Diese Fakten müssen Betriebsrat und Gewerkschaft gegenüber den Mitarbeitern beim Namen nennen und, so schwer es auch ist, ebenfalls unausweichlichen Personalabbau nicht einfach totschweigen. Stattdessen wird Stimmung gegen Mitarbeiter von Partnerunternehmen gemacht und der junge Betriebsratsvorsitzende Nico Bloem meint in Richtung „seiner“ Stammbelegschaft: „Ihr seid die Werft und ihr Erfolg. Es kann nicht sein, dass andere Firmen eure Tätigkeiten übernehmen.“ Speziell beim Bau eines so komplexen Werkes, wie einem Kreuzfahrtschiff, geht es nur als Team. Wie übrigens auch beim späteren Betrieb eines Kreuzfahrtschiffes.

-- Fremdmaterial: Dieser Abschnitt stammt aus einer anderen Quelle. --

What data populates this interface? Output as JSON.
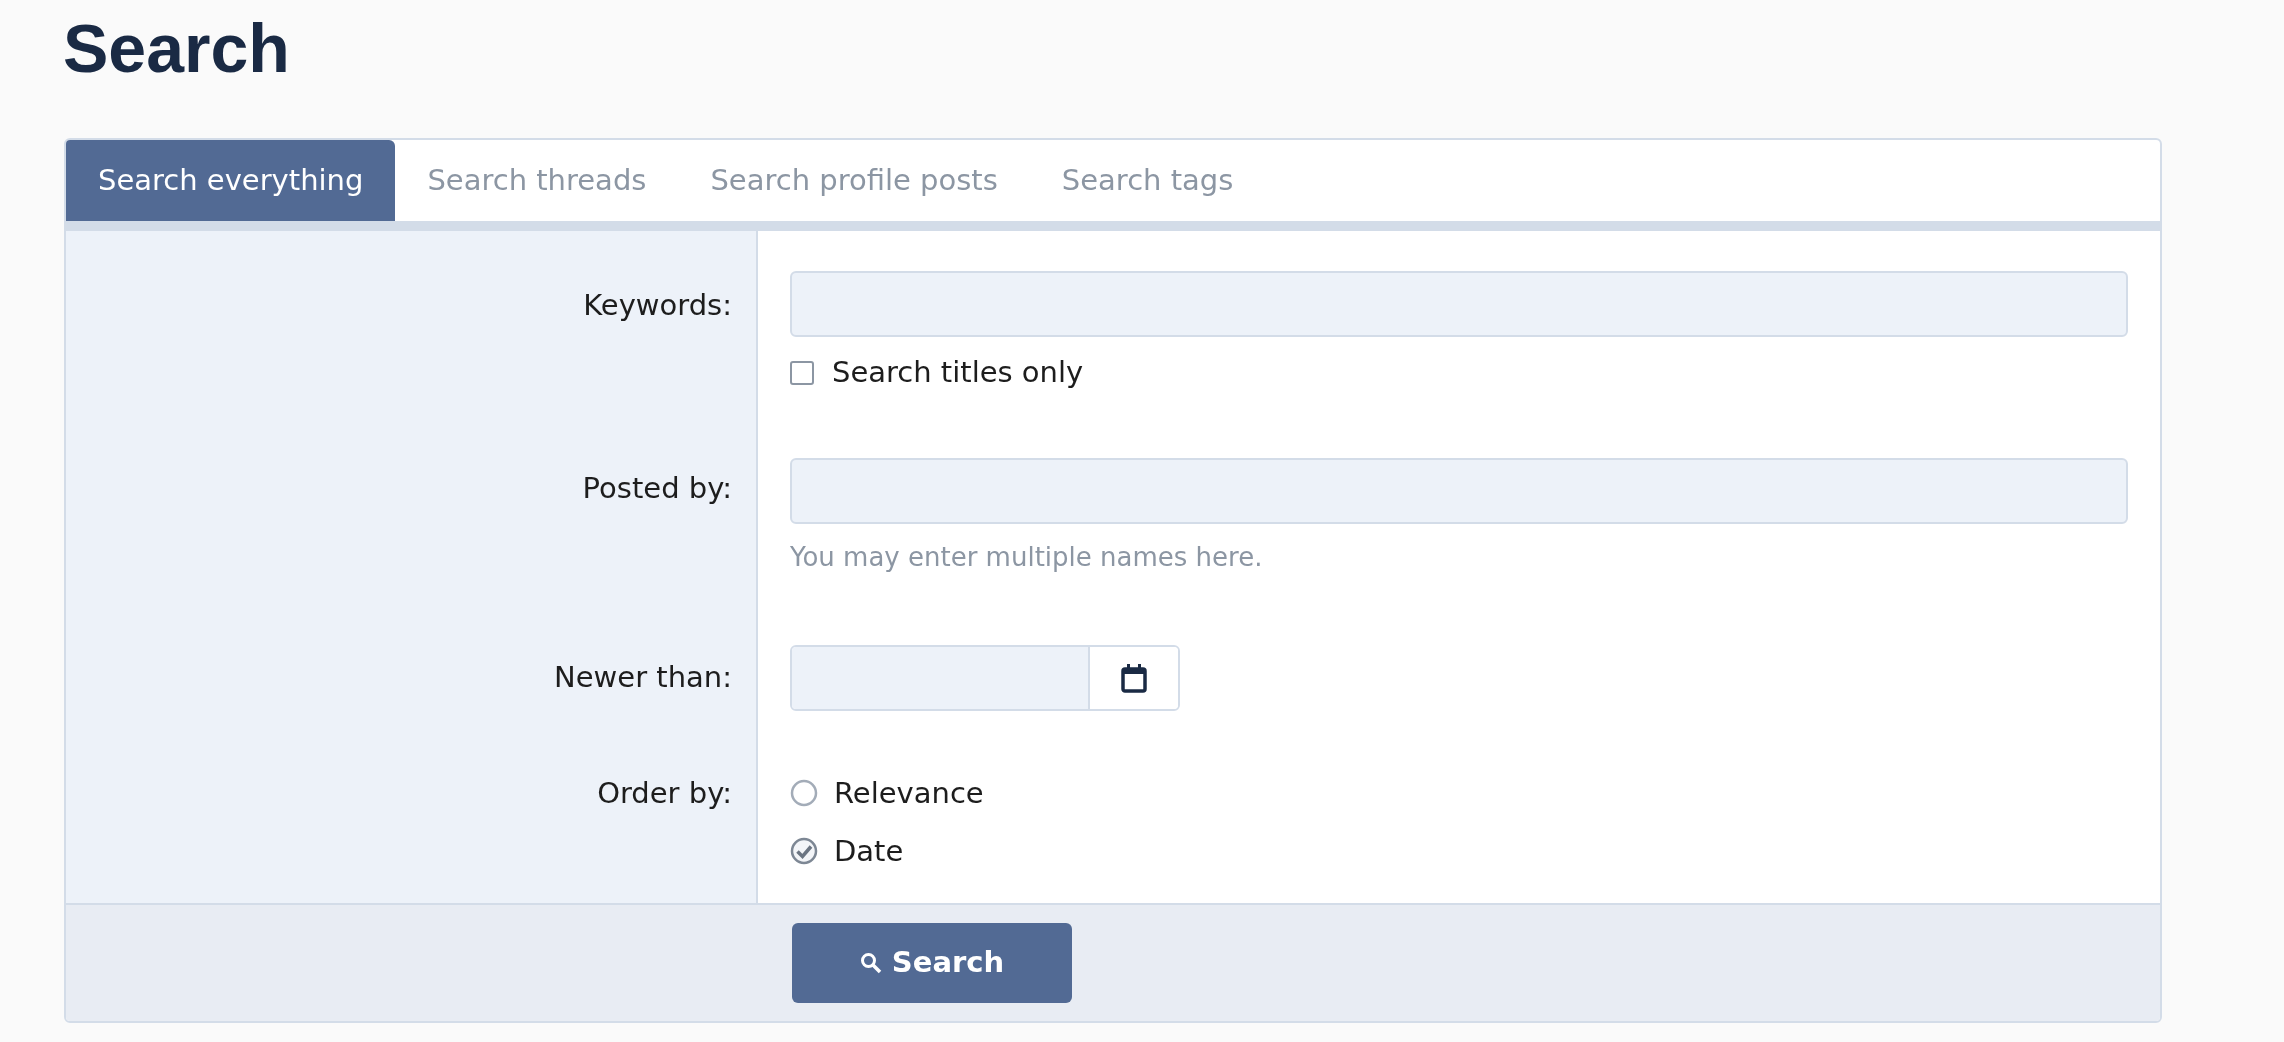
{
  "page_title": "Search",
  "tabs": [
    {
      "label": "Search everything",
      "selected": true
    },
    {
      "label": "Search threads",
      "selected": false
    },
    {
      "label": "Search profile posts",
      "selected": false
    },
    {
      "label": "Search tags",
      "selected": false
    }
  ],
  "form": {
    "keywords": {
      "label": "Keywords:",
      "checkbox": {
        "label": "Search titles only",
        "checked": false
      }
    },
    "posted_by": {
      "label": "Posted by:",
      "hint": "You may enter multiple names here."
    },
    "newer_than": {
      "label": "Newer than:"
    },
    "order_by": {
      "label": "Order by:",
      "options": [
        {
          "label": "Relevance",
          "selected": false
        },
        {
          "label": "Date",
          "selected": true
        }
      ]
    }
  },
  "submit_button": "Search"
}
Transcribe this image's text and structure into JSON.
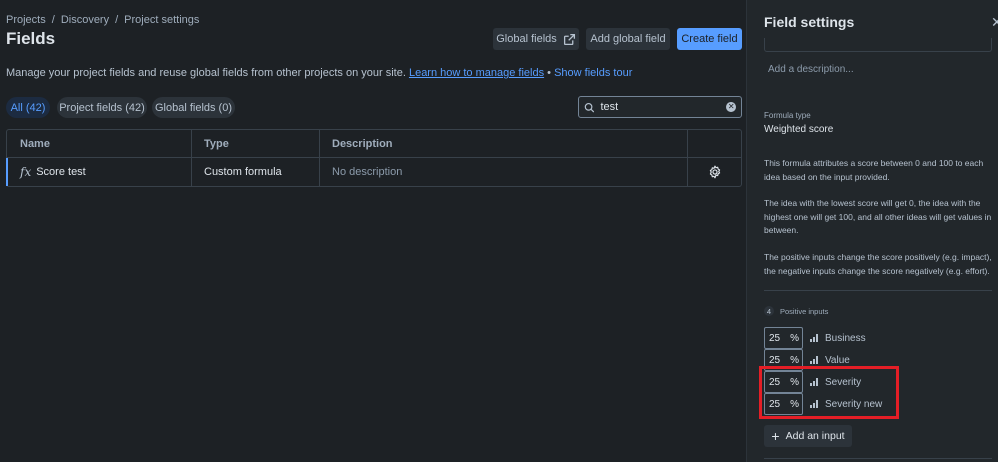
{
  "breadcrumb": {
    "items": [
      "Projects",
      "Discovery",
      "Project settings"
    ],
    "separator": "/"
  },
  "page_title": "Fields",
  "header_buttons": {
    "global_fields": "Global fields",
    "add_global_field": "Add global field",
    "create_field": "Create field"
  },
  "intro": {
    "text": "Manage your project fields and reuse global fields from other projects on your site.",
    "link": "Learn how to manage fields",
    "bullet": "•",
    "tour": "Show fields tour"
  },
  "filters": [
    {
      "label": "All (42)",
      "active": true
    },
    {
      "label": "Project fields (42)",
      "active": false
    },
    {
      "label": "Global fields (0)",
      "active": false
    }
  ],
  "search": {
    "value": "test",
    "clear_icon": "clear-icon"
  },
  "table": {
    "headers": [
      "Name",
      "Type",
      "Description"
    ],
    "rows": [
      {
        "icon": "fx",
        "name": "Score test",
        "type": "Custom formula",
        "description": "No description",
        "action_icon": "gear-icon"
      }
    ]
  },
  "panel": {
    "title": "Field settings",
    "close": "✕",
    "description_placeholder": "Add a description...",
    "formula_type_label": "Formula type",
    "formula_type_value": "Weighted score",
    "paragraphs": [
      "This formula attributes a score between 0 and 100 to each idea based on the input provided.",
      "The idea with the lowest score will get 0, the idea with the highest one will get 100, and all other ideas will get values in between.",
      "The positive inputs change the score positively (e.g. impact), the negative inputs change the score negatively (e.g. effort)."
    ],
    "positive_inputs": {
      "count": "4",
      "label": "Positive inputs",
      "items": [
        {
          "value": "25",
          "unit": "%",
          "label": "Business"
        },
        {
          "value": "25",
          "unit": "%",
          "label": "Value"
        },
        {
          "value": "25",
          "unit": "%",
          "label": "Severity"
        },
        {
          "value": "25",
          "unit": "%",
          "label": "Severity new"
        }
      ]
    },
    "add_input": "Add an input"
  },
  "colors": {
    "accent": "#579dff",
    "background": "#1d2125",
    "panel": "#22272b",
    "highlight": "#e41e26"
  }
}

Das Auftreten von Betriebsrat und Gewerkschaft in der schweren Krise der Meyer Werft ist enttäuschend. Die Realität ist bitter, aber sie muss beim Namen genannt werden. Konstruktiv und gemeinsam mit der Werft-Spitze müssen Wege aus dieser schweren Zeit gefunden werden.
Übrigens: Auch ich bin teilweise von den Auswirkungen der Corona-Pandemie betroffen. Für PR im örtlichen Tourismus verantwortlich und als Journalist auf Kreuzfahrten spezialisiert, ist eine ausführliche Erläuterung der eigenen Situation sicher nicht notwendig.
Kieler
Posted at 08:08h, 17 SeptemberIch denke mal, wenn man die Tariflöhne drastisch verkürzen würde, hätte die Geschäftsführung wohl nichts gegen die Forderungen der Gewerkschaft.

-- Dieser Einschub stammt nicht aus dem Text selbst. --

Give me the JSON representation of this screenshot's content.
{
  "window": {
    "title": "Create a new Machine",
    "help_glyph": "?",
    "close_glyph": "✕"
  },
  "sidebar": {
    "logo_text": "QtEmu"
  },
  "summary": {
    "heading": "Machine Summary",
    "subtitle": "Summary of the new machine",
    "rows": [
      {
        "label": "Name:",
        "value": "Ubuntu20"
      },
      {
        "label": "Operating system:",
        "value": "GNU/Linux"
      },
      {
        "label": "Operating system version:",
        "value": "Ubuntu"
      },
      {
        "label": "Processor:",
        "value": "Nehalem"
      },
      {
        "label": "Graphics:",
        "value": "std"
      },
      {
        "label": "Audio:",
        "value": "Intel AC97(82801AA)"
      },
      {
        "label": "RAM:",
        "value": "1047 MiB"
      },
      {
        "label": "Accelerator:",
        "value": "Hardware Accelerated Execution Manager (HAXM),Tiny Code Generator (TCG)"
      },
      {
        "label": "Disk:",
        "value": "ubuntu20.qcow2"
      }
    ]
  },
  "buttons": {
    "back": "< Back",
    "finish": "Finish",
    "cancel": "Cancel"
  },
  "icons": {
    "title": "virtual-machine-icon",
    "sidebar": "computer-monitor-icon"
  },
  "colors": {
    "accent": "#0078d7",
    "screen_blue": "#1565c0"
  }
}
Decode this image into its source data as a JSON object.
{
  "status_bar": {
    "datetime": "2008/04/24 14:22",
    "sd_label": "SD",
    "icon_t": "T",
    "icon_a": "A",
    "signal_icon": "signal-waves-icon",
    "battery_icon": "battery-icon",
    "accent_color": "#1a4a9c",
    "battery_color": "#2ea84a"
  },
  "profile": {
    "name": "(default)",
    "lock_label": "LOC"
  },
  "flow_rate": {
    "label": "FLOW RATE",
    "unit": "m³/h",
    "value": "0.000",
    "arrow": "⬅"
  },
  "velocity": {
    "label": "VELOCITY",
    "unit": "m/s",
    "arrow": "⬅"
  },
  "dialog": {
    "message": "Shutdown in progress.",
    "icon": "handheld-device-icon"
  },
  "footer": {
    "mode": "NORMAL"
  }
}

Ohnehin sind die Schiffe aus Papenburg schon vergleichsweise teuer. Es ist zu hoffen, dass Corona das (vorzeitige) Aus für den Bau von Kreuzfahrtschiffen in China bedeutet, damit hätte die Krise der Branche für die Europäer doch noch einen Vorteil gebracht.

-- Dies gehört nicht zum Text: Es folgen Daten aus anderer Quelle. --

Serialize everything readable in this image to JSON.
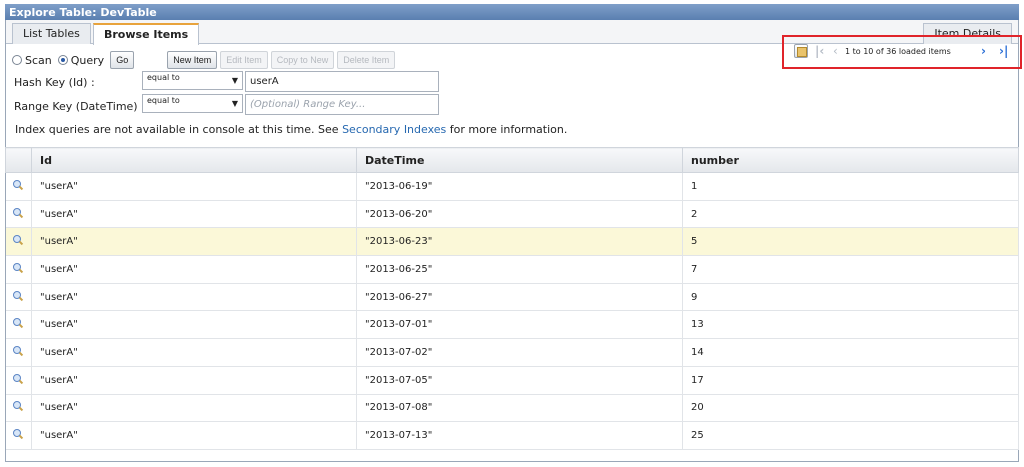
{
  "window": {
    "title": "Explore Table: DevTable"
  },
  "tabs": {
    "list_tables": "List Tables",
    "browse_items": "Browse Items",
    "item_details": "Item Details"
  },
  "mode": {
    "scan": "Scan",
    "query": "Query",
    "selected": "Query"
  },
  "buttons": {
    "go": "Go",
    "new_item": "New Item",
    "edit_item": "Edit Item",
    "copy_to_new": "Copy to New",
    "delete_item": "Delete Item"
  },
  "hash_key": {
    "label": "Hash Key (Id) :",
    "operator": "equal to",
    "value": "userA"
  },
  "range_key": {
    "label": "Range Key (DateTime) :",
    "operator": "equal to",
    "placeholder": "(Optional) Range Key..."
  },
  "info": {
    "text_before": "Index queries are not available in console at this time. See ",
    "link": "Secondary Indexes",
    "text_after": " for more information."
  },
  "pager": {
    "count_text": "1 to 10 of 36 loaded items"
  },
  "table": {
    "headers": [
      "Id",
      "DateTime",
      "number"
    ],
    "rows": [
      [
        "\"userA\"",
        "\"2013-06-19\"",
        "1"
      ],
      [
        "\"userA\"",
        "\"2013-06-20\"",
        "2"
      ],
      [
        "\"userA\"",
        "\"2013-06-23\"",
        "5"
      ],
      [
        "\"userA\"",
        "\"2013-06-25\"",
        "7"
      ],
      [
        "\"userA\"",
        "\"2013-06-27\"",
        "9"
      ],
      [
        "\"userA\"",
        "\"2013-07-01\"",
        "13"
      ],
      [
        "\"userA\"",
        "\"2013-07-02\"",
        "14"
      ],
      [
        "\"userA\"",
        "\"2013-07-05\"",
        "17"
      ],
      [
        "\"userA\"",
        "\"2013-07-08\"",
        "20"
      ],
      [
        "\"userA\"",
        "\"2013-07-13\"",
        "25"
      ]
    ],
    "highlighted_row": 2
  },
  "colors": {
    "accent": "#2b5aa5",
    "highlight": "#fbf8d8",
    "annotation": "#e0242a",
    "active_tab": "#e8a33c"
  }
}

Ich denke auch nicht, dass es hilfreich ist, in dieser Situation ausgerechnet dort Geld zu sparen, wo ohnehin die geringsten Kosten anfallen. Es ist ohnehin erstaunlich, dass sich Meyer neben großen Konkurrenten wie Fincantieri behaupten kann. Wer meint, die Entlassungen würden aus reiner Schikane erfolgen, liegt falsch. Außerdem: Wenn man auf das hört, was die Gewerkschaften behaupten, wäre die Werft doch schon vor Jahren dicht gemacht worden. In dieser Hinsicht traue ich weder Politik, noch Gewerkschaften.